Qual è la reazione del lupo all’odore dei loro stessi feromoni? Che messaggio recepiscono?
Quando un lupo marca un territorio, lascia al suolo con gli escrementi o con l’urina una moltitudine d’informazioni per i suoi simili. Noi abbiamo selezionato 3 molecole che indicano “la proprietà”. Vuol dire che quando altri lupi sentono quest’odore deviano e non oltrepassano questa barriera virtuale.

Non c’è pericolo che il lupo si abitui ai ferormoni e quindi ad un certo punto non siano più efficaci?
Questo è un problema che sorge spesso con i lupi, vista la loro spiccata intelligenza e capacità ad abituarsi alle nuove situazioni. Solo i test in natura ripetuti su più anni potranno dare una risposta. Quello che mi sento di dire però è che noi usiamo delle molecole che sono evolute con il lupo e che il lupo conosce da sempre. I feromoni si sono evoluti con la specie e dunque ritengo che possa non avere quest’assuefazione così rapida come succede con altri sistemi.

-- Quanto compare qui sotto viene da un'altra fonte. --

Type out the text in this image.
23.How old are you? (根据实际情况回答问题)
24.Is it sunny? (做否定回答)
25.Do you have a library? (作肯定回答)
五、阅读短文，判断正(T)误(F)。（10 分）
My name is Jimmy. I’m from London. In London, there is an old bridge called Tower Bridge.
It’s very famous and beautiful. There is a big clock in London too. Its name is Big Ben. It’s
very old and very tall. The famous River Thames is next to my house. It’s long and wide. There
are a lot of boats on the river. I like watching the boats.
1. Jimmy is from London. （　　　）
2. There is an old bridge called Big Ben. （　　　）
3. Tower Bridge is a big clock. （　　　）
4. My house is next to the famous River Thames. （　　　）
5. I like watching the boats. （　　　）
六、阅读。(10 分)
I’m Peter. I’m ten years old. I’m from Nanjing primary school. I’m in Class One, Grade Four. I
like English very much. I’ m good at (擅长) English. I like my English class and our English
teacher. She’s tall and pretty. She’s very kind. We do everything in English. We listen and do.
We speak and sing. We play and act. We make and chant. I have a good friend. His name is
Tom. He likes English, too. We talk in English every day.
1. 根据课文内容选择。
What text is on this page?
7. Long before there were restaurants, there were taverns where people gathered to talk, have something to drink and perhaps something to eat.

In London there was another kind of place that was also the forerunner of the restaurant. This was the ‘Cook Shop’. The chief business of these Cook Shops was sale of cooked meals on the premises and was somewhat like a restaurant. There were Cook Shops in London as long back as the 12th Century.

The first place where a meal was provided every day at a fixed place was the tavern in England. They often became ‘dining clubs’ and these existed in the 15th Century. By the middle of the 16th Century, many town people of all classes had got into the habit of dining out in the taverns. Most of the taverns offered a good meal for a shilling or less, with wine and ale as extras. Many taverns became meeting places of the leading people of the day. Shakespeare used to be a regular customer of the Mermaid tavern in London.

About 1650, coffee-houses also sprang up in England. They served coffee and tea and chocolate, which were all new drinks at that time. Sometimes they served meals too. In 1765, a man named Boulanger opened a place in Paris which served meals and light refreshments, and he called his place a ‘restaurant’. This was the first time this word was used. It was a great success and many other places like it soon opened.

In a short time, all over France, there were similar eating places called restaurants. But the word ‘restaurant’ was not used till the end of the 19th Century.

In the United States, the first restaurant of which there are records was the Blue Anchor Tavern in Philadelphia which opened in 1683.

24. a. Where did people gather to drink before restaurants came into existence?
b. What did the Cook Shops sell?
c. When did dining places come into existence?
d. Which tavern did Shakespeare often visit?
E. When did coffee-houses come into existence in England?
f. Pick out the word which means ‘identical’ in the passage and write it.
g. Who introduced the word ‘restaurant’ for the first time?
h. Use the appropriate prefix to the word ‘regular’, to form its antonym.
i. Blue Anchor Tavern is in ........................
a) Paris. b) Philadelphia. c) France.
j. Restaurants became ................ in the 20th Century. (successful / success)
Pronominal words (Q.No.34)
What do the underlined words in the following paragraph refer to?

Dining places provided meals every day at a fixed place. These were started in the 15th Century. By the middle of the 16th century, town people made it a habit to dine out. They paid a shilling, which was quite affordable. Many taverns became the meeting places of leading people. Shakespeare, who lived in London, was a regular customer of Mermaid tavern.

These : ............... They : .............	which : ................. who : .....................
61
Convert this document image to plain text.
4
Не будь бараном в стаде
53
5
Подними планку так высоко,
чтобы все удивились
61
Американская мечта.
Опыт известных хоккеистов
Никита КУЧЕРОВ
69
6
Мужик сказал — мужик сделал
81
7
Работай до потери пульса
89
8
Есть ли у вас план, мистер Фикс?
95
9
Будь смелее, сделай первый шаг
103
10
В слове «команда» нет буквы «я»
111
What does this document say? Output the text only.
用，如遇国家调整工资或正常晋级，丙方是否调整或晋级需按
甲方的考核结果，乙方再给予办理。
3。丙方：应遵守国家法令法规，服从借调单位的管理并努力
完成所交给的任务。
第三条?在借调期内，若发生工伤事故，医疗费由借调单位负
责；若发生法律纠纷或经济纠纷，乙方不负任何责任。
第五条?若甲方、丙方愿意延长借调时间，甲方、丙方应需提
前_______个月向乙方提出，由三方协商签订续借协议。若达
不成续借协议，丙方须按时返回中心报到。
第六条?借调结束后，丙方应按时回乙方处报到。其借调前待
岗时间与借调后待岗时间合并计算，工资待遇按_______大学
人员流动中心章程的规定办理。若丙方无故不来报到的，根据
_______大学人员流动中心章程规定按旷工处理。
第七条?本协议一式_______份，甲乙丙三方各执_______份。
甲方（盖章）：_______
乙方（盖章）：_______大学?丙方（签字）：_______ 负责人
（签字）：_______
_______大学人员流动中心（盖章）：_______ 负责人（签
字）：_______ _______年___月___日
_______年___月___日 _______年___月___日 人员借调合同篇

Il collare è risolutivo per il problema delle aggressioni o deve essere parte di una strategia più ampia?
Noi siamo sempre stati chiari: questa non è la pozione magica e non è la soluzione a tutti i mali. Il nostro obiettivo, quando abbiamo cominciato a utilizzare in natura questa nostra invenzione, è quello di ridurre almeno del 50% le predazioni. Per ora sembra, in alcuni alpeggi, che l’obiettivo sia stato raggiunto. Tutte le misure di protezione non letali (come la nostra) devono, per forza di cose se vogliamo raggiungere una convivenza con la fauna selvatica delle nostre attività, essere accompagnate da una gestione della specie.

Al momento in quali zone state sperimentando il collare?
Nell’estate 2023 abbiamo utilizzato il collare a feromoni prevalentemente sulle Alpi Svizzere (in totale su 25 aziende). 1 azienda lo sta testando nella zona di Alpago (Belluno). Ora abbiamo un’azienda in Austria che ha acquistato alcuni collari e li stiamo testando anche lì. Inoltre in Italia stiamo valutando dei test in Lessinia e in Toscana.

Se il collare darà nel tempo i risultati auspicati, sarà possibile realizzare lo stesso prodotto su una misura che possa andare bene anche agli animali domestici, visto i numerosi attacchi che hanno subito anche cani e gatti?
Certamente. Abbiamo già ricevuto delle richieste a riguardo, dovremo modificare leggermente la grandezza del collare ma sicuramente sarebbe interessante testarlo anche su questi animali.